Over the years, it has been seen that an agent plays several roles in a contract. He has to step
into the shoes of the principal, yet is excluded from liability for his actions in general. Hence,
the limits of his authority have been a question of debate and pondering for several decades
since the emergence of the Agent-Principal relationship idea. Several judges over a span of
time, in various cases that have been covered in the research paper have expressed varying
opinions and views regarding the authority of an agent. In lieu of simplifying the task of
deciding this authority, several classes of agents were also identified. The responsibilities and
underlying powers of these agents differ, depending on the work they carry out.

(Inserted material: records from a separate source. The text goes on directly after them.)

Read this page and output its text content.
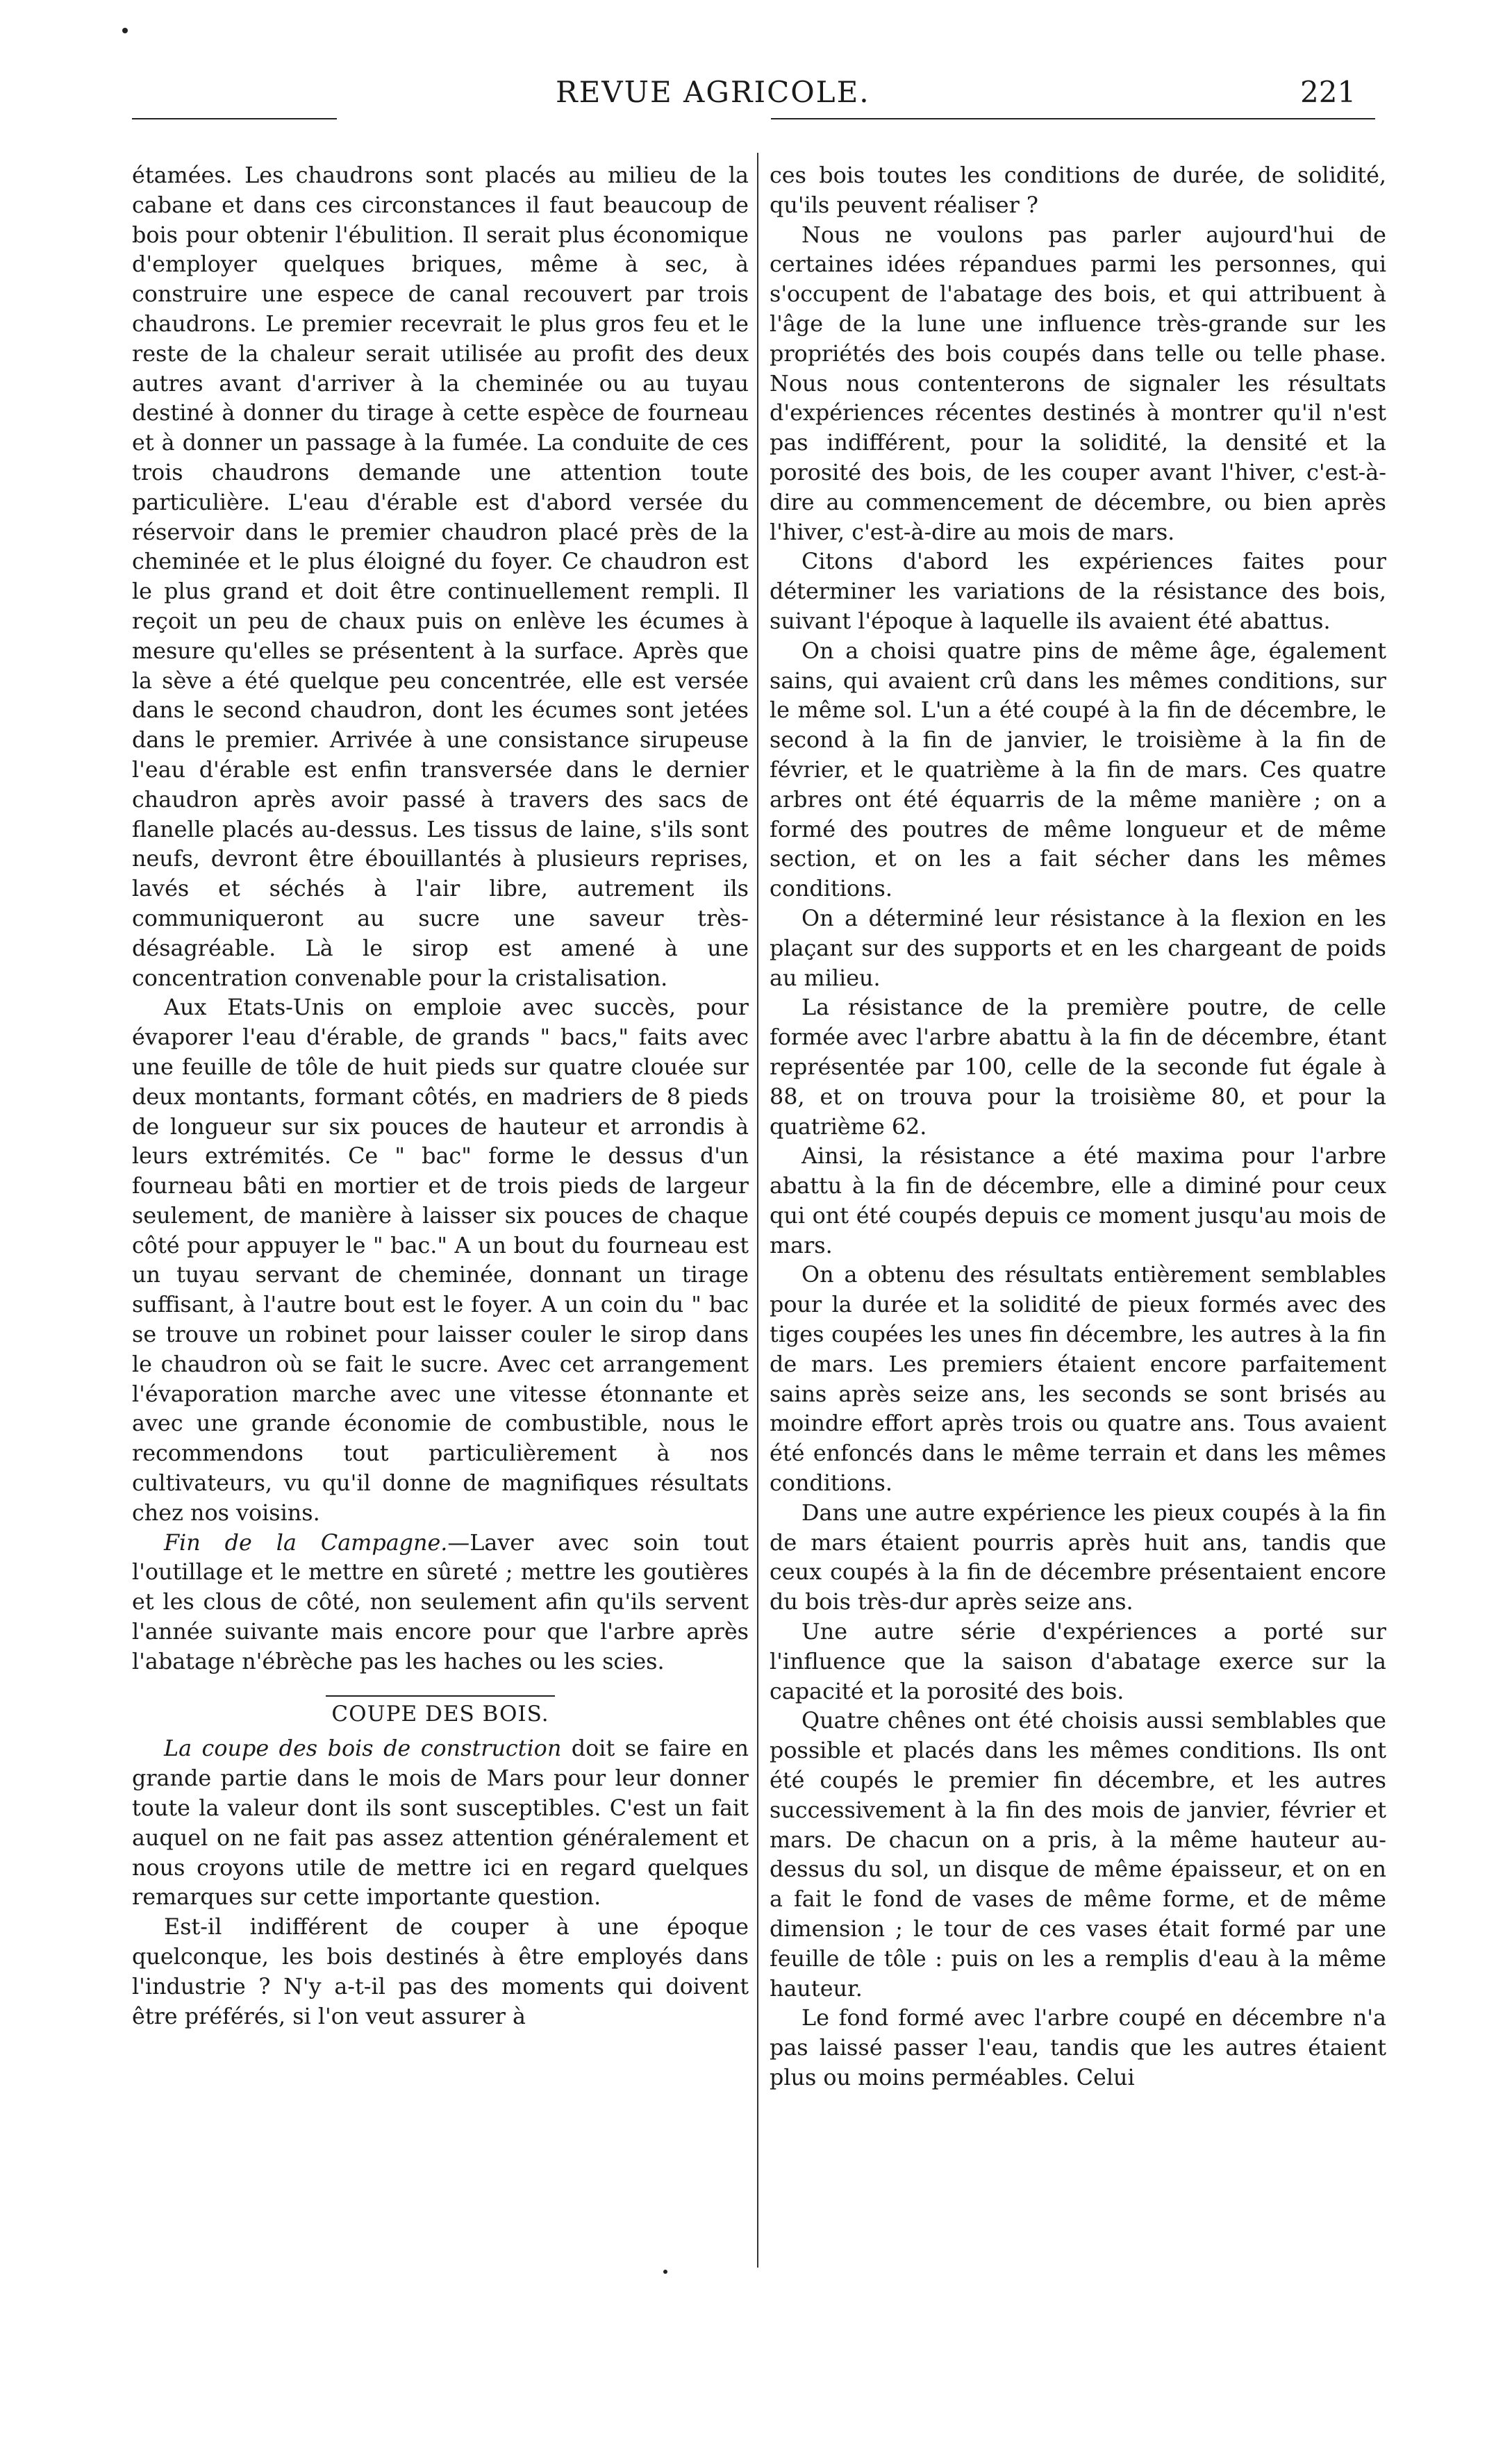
REVUE AGRICOLE.	221

étamées. Les chaudrons sont placés au milieu de la cabane et dans ces circonstances il faut beaucoup de bois pour obtenir l'ébulition. Il serait plus économique d'employer quelques briques, même à sec, à construire une espece de canal recouvert par trois chaudrons. Le premier recevrait le plus gros feu et le reste de la chaleur serait utilisée au profit des deux autres avant d'arriver à la cheminée ou au tuyau destiné à donner du tirage à cette espèce de fourneau et à donner un passage à la fumée. La conduite de ces trois chaudrons demande une attention toute particulière. L'eau d'érable est d'abord versée du réservoir dans le premier chaudron placé près de la cheminée et le plus éloigné du foyer. Ce chaudron est le plus grand et doit être continuellement rempli. Il reçoit un peu de chaux puis on enlève les écumes à mesure qu'elles se présentent à la surface. Après que la sève a été quelque peu concentrée, elle est versée dans le second chaudron, dont les écumes sont jetées dans le premier. Arrivée à une consistance sirupeuse l'eau d'érable est enfin transversée dans le dernier chaudron après avoir passé à travers des sacs de flanelle placés au-dessus. Les tissus de laine, s'ils sont neufs, devront être ébouillantés à plusieurs reprises, lavés et séchés à l'air libre, autrement ils communiqueront au sucre une saveur très-désagréable. Là le sirop est amené à une concentration convenable pour la cristalisation.

Aux Etats-Unis on emploie avec succès, pour évaporer l'eau d'érable, de grands " bacs," faits avec une feuille de tôle de huit pieds sur quatre clouée sur deux montants, formant côtés, en madriers de 8 pieds de longueur sur six pouces de hauteur et arrondis à leurs extrémités. Ce " bac" forme le dessus d'un fourneau bâti en mortier et de trois pieds de largeur seulement, de manière à laisser six pouces de chaque côté pour appuyer le " bac." A un bout du fourneau est un tuyau servant de cheminée, donnant un tirage suffisant, à l'autre bout est le foyer. A un coin du " bac se trouve un robinet pour laisser couler le sirop dans le chaudron où se fait le sucre. Avec cet arrangement l'évaporation marche avec une vitesse étonnante et avec une grande économie de combustible, nous le recommendons tout particulièrement à nos cultivateurs, vu qu'il donne de magnifiques résultats chez nos voisins.

Fin de la Campagne.—Laver avec soin tout l'outillage et le mettre en sûreté ; mettre les goutières et les clous de côté, non seulement afin qu'ils servent l'année suivante mais encore pour que l'arbre après l'abatage n'ébrèche pas les haches ou les scies.

COUPE DES BOIS.

La coupe des bois de construction doit se faire en grande partie dans le mois de Mars pour leur donner toute la valeur dont ils sont susceptibles. C'est un fait auquel on ne fait pas assez attention généralement et nous croyons utile de mettre ici en regard quelques remarques sur cette importante question.

Est-il indifférent de couper à une époque quelconque, les bois destinés à être employés dans l'industrie ? N'y a-t-il pas des moments qui doivent être préférés, si l'on veut assurer à

ces bois toutes les conditions de durée, de solidité, qu'ils peuvent réaliser ?

Nous ne voulons pas parler aujourd'hui de certaines idées répandues parmi les personnes, qui s'occupent de l'abatage des bois, et qui attribuent à l'âge de la lune une influence très-grande sur les propriétés des bois coupés dans telle ou telle phase. Nous nous contenterons de signaler les résultats d'expériences récentes destinés à montrer qu'il n'est pas indifférent, pour la solidité, la densité et la porosité des bois, de les couper avant l'hiver, c'est-à-dire au commencement de décembre, ou bien après l'hiver, c'est-à-dire au mois de mars.

Citons d'abord les expériences faites pour déterminer les variations de la résistance des bois, suivant l'époque à laquelle ils avaient été abattus.

On a choisi quatre pins de même âge, également sains, qui avaient crû dans les mêmes conditions, sur le même sol. L'un a été coupé à la fin de décembre, le second à la fin de janvier, le troisième à la fin de février, et le quatrième à la fin de mars. Ces quatre arbres ont été équarris de la même manière ; on a formé des poutres de même longueur et de même section, et on les a fait sécher dans les mêmes conditions.

On a déterminé leur résistance à la flexion en les plaçant sur des supports et en les chargeant de poids au milieu.

La résistance de la première poutre, de celle formée avec l'arbre abattu à la fin de décembre, étant représentée par 100, celle de la seconde fut égale à 88, et on trouva pour la troisième 80, et pour la quatrième 62.

Ainsi, la résistance a été maxima pour l'arbre abattu à la fin de décembre, elle a diminé pour ceux qui ont été coupés depuis ce moment jusqu'au mois de mars.

On a obtenu des résultats entièrement semblables pour la durée et la solidité de pieux formés avec des tiges coupées les unes fin décembre, les autres à la fin de mars. Les premiers étaient encore parfaitement sains après seize ans, les seconds se sont brisés au moindre effort après trois ou quatre ans. Tous avaient été enfoncés dans le même terrain et dans les mêmes conditions.

Dans une autre expérience les pieux coupés à la fin de mars étaient pourris après huit ans, tandis que ceux coupés à la fin de décembre présentaient encore du bois très-dur après seize ans.

Une autre série d'expériences a porté sur l'influence que la saison d'abatage exerce sur la capacité et la porosité des bois.

Quatre chênes ont été choisis aussi semblables que possible et placés dans les mêmes conditions. Ils ont été coupés le premier fin décembre, et les autres successivement à la fin des mois de janvier, février et mars. De chacun on a pris, à la même hauteur au-dessus du sol, un disque de même épaisseur, et on en a fait le fond de vases de même forme, et de même dimension ; le tour de ces vases était formé par une feuille de tôle : puis on les a remplis d'eau à la même hauteur.

Le fond formé avec l'arbre coupé en décembre n'a pas laissé passer l'eau, tandis que les autres étaient plus ou moins perméables. Celui
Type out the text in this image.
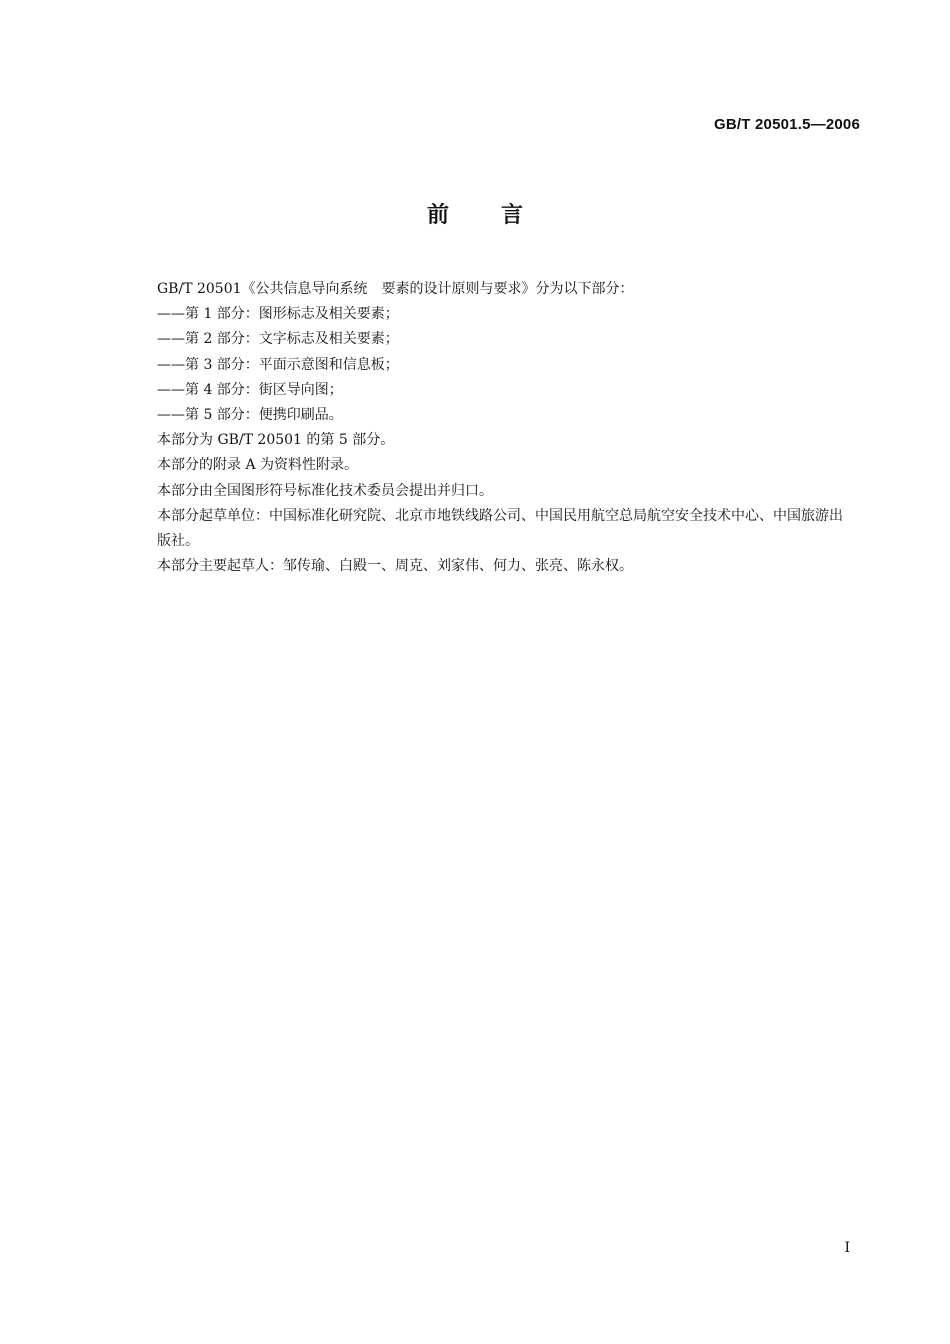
GB/T 20501.5—2006
前 言

GB/T 20501《公共信息导向系统　要素的设计原则与要求》分为以下部分：

——第 1 部分：图形标志及相关要素；

——第 2 部分：文字标志及相关要素；

——第 3 部分：平面示意图和信息板；

——第 4 部分：街区导向图；

——第 5 部分：便携印刷品。

本部分为 GB/T 20501 的第 5 部分。

本部分的附录 A 为资料性附录。

本部分由全国图形符号标准化技术委员会提出并归口。

本部分起草单位：中国标准化研究院、北京市地铁线路公司、中国民用航空总局航空安全技术中心、中国旅游出版社。

本部分主要起草人：邹传瑜、白殿一、周克、刘家伟、何力、张亮、陈永权。

I
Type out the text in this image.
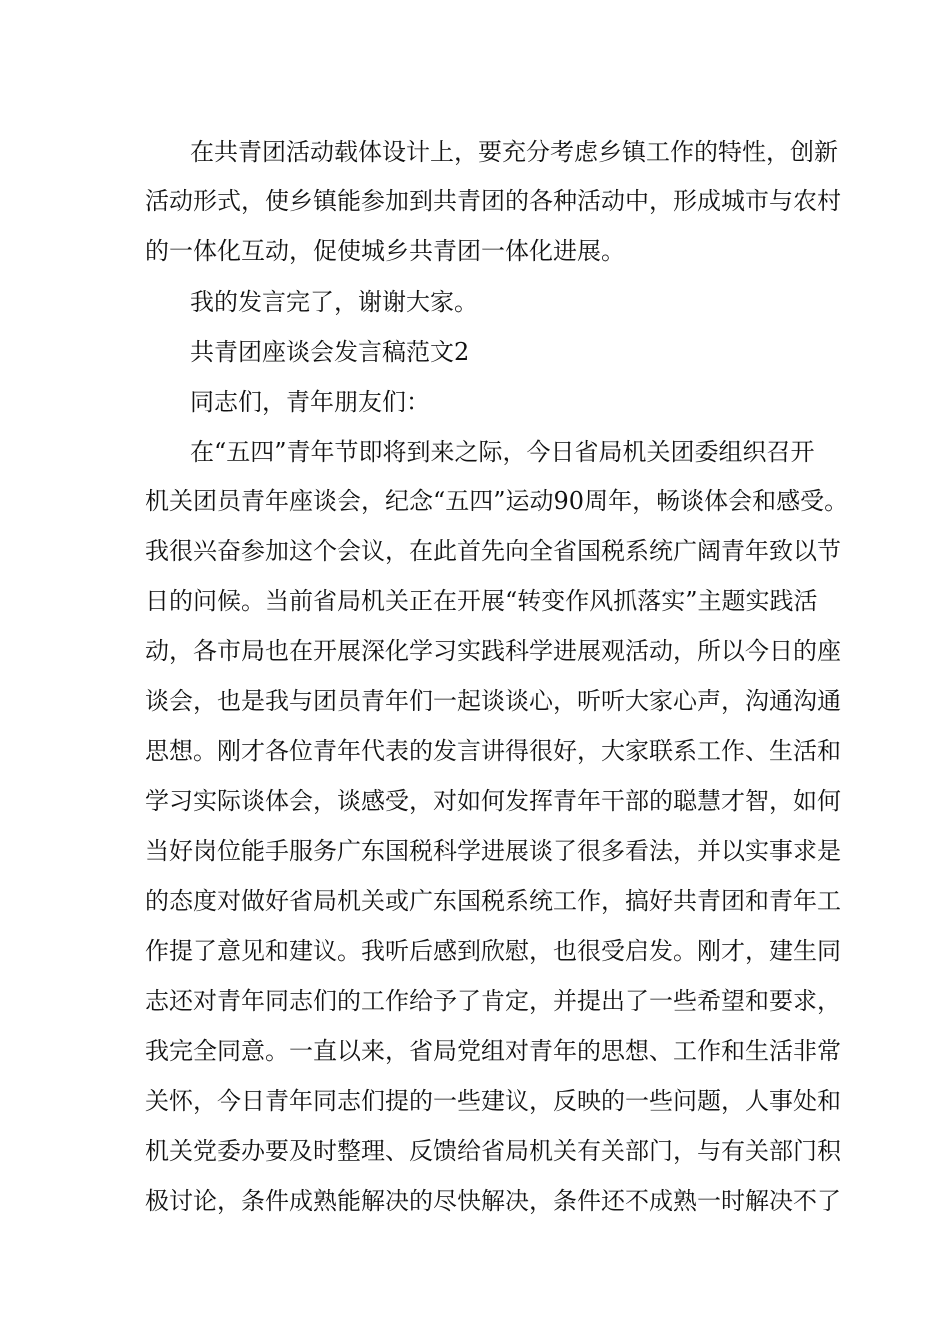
在共青团活动载体设计上，要充分考虑乡镇工作的特性，创新
活动形式，使乡镇能参加到共青团的各种活动中，形成城市与农村
的一体化互动，促使城乡共青团一体化进展。
我的发言完了，谢谢大家。
共青团座谈会发言稿范文2
同志们，青年朋友们：
在“五四”青年节即将到来之际，今日省局机关团委组织召开
机关团员青年座谈会，纪念“五四”运动90周年，畅谈体会和感受。
我很兴奋参加这个会议，在此首先向全省国税系统广阔青年致以节
日的问候。当前省局机关正在开展“转变作风抓落实”主题实践活
动，各市局也在开展深化学习实践科学进展观活动，所以今日的座
谈会，也是我与团员青年们一起谈谈心，听听大家心声，沟通沟通
思想。刚才各位青年代表的发言讲得很好，大家联系工作、生活和
学习实际谈体会，谈感受，对如何发挥青年干部的聪慧才智，如何
当好岗位能手服务广东国税科学进展谈了很多看法，并以实事求是
的态度对做好省局机关或广东国税系统工作，搞好共青团和青年工
作提了意见和建议。我听后感到欣慰，也很受启发。刚才，建生同
志还对青年同志们的工作给予了肯定，并提出了一些希望和要求，
我完全同意。一直以来，省局党组对青年的思想、工作和生活非常
关怀，今日青年同志们提的一些建议，反映的一些问题，人事处和
机关党委办要及时整理、反馈给省局机关有关部门，与有关部门积
极讨论，条件成熟能解决的尽快解决，条件还不成熟一时解决不了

An agent is often seen as a person who steps into the shoes of his principal and carries out all
tasks like the principal would do in similar circumstances, with his utmost diligence and
vigilance. A general rule that has been evolved to check an agent’s liability is his presence or
lack of reasonable care and attention to the work at hand. His authority, if exceeded, can be
challenged by the principal in a court of law; however, the third party which has entered into
the contract in question shall have a binding right on it. Overall, after this extensive study of
the elaborate and complex nature of the Agent’s contract we can see that courts, especially in
judicial interpretation do not seek to indemnify the agent against the losses caused due to his
mistakes, but rather seek to indemnify the third party from the same. At the same time, the
principal maintains the right to sue the agent and demand compensation in case the agent has
exceeded his authority without a very reasonable and essential reason for the same.